Si
General Surgery nous vient tout droit de Suède, ce serait maladroit et dangereux pour les tympans non avertis de penser qu'il s'agit d'un énième groupe de death mélodique estampillé Göteborg. En fait, ces sympathiques musiciens semblent bien plus proches de
Carcass ou de
Napalm Death que de leurs compatriotes d'
In Flames. Du grind donc, mais fortement teinté de death metal old school qui lui permet de jouer sur deux tableaux à la fois.
Ainsi, au milieu des morceaux dont les titres ne sont pas dénués d'humour, on navigue entre deux eaux. D'abord, les plus dangereuses, celles qui sont infestées de requins prêts à vous réduire en charpie à la moindre goutte de sang versée. Les passages grind sont furieux, reposant sur de sévères blast beats sur lesquels se greffent les autres instruments, guitares saccadées, hachées sans retenue, basse inaudible, cris bestiaux en guise de chant.

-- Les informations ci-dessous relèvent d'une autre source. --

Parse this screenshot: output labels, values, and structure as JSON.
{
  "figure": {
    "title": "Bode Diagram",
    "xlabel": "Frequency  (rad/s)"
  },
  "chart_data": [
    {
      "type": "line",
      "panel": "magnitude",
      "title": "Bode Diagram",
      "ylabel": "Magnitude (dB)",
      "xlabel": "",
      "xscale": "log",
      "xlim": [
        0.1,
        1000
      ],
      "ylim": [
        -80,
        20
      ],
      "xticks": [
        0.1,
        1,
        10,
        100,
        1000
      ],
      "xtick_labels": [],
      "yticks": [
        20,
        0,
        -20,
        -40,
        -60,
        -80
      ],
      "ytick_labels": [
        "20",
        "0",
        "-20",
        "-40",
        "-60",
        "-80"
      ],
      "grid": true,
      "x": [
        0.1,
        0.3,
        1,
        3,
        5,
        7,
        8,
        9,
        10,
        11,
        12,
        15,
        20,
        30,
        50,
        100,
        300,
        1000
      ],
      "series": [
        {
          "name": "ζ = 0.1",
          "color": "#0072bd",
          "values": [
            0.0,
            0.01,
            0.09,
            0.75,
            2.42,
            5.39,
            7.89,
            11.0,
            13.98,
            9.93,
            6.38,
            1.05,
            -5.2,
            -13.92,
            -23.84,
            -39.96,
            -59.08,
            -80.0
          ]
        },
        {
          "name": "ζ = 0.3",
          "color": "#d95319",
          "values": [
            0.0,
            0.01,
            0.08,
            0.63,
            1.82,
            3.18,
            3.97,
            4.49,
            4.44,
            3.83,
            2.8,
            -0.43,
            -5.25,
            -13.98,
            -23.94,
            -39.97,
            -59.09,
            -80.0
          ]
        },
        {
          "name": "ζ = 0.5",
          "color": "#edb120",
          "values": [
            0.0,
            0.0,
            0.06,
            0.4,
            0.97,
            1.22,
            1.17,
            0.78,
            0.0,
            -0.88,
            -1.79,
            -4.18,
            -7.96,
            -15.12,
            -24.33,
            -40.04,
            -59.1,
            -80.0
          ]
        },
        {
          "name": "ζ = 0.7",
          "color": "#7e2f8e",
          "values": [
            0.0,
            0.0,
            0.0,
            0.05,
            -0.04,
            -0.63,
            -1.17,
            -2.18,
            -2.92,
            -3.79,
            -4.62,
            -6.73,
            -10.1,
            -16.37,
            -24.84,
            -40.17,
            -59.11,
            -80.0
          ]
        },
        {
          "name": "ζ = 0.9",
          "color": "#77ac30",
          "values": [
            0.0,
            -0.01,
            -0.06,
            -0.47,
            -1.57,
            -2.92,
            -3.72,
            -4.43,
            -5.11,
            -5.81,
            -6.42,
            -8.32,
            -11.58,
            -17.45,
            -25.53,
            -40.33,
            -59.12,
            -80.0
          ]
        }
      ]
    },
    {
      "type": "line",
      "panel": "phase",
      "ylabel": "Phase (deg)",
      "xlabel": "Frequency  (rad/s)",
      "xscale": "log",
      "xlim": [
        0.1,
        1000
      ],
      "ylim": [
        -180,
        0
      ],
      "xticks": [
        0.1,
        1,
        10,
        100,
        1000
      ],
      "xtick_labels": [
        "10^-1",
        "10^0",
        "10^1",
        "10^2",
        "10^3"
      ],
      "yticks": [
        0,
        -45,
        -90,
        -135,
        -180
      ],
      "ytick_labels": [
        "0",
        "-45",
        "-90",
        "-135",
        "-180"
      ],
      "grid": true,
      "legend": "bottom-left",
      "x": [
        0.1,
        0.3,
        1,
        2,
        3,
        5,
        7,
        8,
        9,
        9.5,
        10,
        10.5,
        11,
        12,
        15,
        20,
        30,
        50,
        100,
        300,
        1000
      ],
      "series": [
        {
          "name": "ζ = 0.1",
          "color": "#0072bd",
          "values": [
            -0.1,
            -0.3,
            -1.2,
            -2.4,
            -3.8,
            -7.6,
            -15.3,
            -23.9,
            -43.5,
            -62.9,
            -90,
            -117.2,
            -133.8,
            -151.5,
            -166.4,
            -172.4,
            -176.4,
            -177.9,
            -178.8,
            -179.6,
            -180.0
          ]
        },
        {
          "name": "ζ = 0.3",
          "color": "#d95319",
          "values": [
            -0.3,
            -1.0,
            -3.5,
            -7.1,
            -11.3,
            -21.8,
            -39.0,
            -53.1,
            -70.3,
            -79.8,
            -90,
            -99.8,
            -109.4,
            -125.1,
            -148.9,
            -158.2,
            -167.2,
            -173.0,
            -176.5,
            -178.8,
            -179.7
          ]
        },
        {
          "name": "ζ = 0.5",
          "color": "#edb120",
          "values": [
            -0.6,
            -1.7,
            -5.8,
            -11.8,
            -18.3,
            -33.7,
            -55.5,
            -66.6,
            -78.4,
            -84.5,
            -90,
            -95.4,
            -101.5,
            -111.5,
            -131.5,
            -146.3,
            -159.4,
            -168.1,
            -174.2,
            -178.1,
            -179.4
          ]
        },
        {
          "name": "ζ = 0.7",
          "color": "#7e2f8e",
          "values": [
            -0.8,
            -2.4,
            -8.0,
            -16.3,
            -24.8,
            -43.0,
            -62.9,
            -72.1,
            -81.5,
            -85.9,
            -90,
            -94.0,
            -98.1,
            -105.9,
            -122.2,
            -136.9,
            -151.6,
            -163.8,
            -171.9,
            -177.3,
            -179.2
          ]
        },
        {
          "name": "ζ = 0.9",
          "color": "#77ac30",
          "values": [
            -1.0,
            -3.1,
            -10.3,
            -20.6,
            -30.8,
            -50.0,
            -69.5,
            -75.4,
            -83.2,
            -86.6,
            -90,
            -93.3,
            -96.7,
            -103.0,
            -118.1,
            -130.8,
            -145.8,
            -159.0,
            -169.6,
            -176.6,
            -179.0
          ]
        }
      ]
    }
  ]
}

D'entrée de jeu,
Necroconomics, doublé de
Decedent Scarification Aesthetics trace une épopée extrême en moins de trois minutes, une mise en jambe pour une suite bien plus variée.
En effet, si le visage grind s'estompe par moment, c'est pour laisser place à un death metal des familles aux breaks assassins. Ainsi,
Virulent Corpus Dispersement ressemblerait presque à une pause entre deux passages plus violents s'il n'y avait pas cette touche grind qui transpire tout de même, née d'une accélération subite, avant de mourir contre un solo presque inattendu. Ainsi,
Deadhouse clôturera l'album sur une note moins extrême que son début, plus travaillée.
La dualité de General Surgery est l'un des points fort du groupe, qui évite de tomber dans la redite. Même s'il reste relativement difficile de prendre ses repères sur ce disque frondeur, la variété des tempos en dresse malgré tout une espèce de carte, un paysage musical vallonné. Ce n'est pas forcément original, l'influence de Carcass plane sur cet opus qui fleure bon le sang et la tripaille. Mais la linéarité de ce genre de disque est rompue par une certaine forme de diversité. on ne s'ennuie pas, on peut même prendre un pied meurtrier (surtout dans la tronche) sans pour autant être adepte du grind.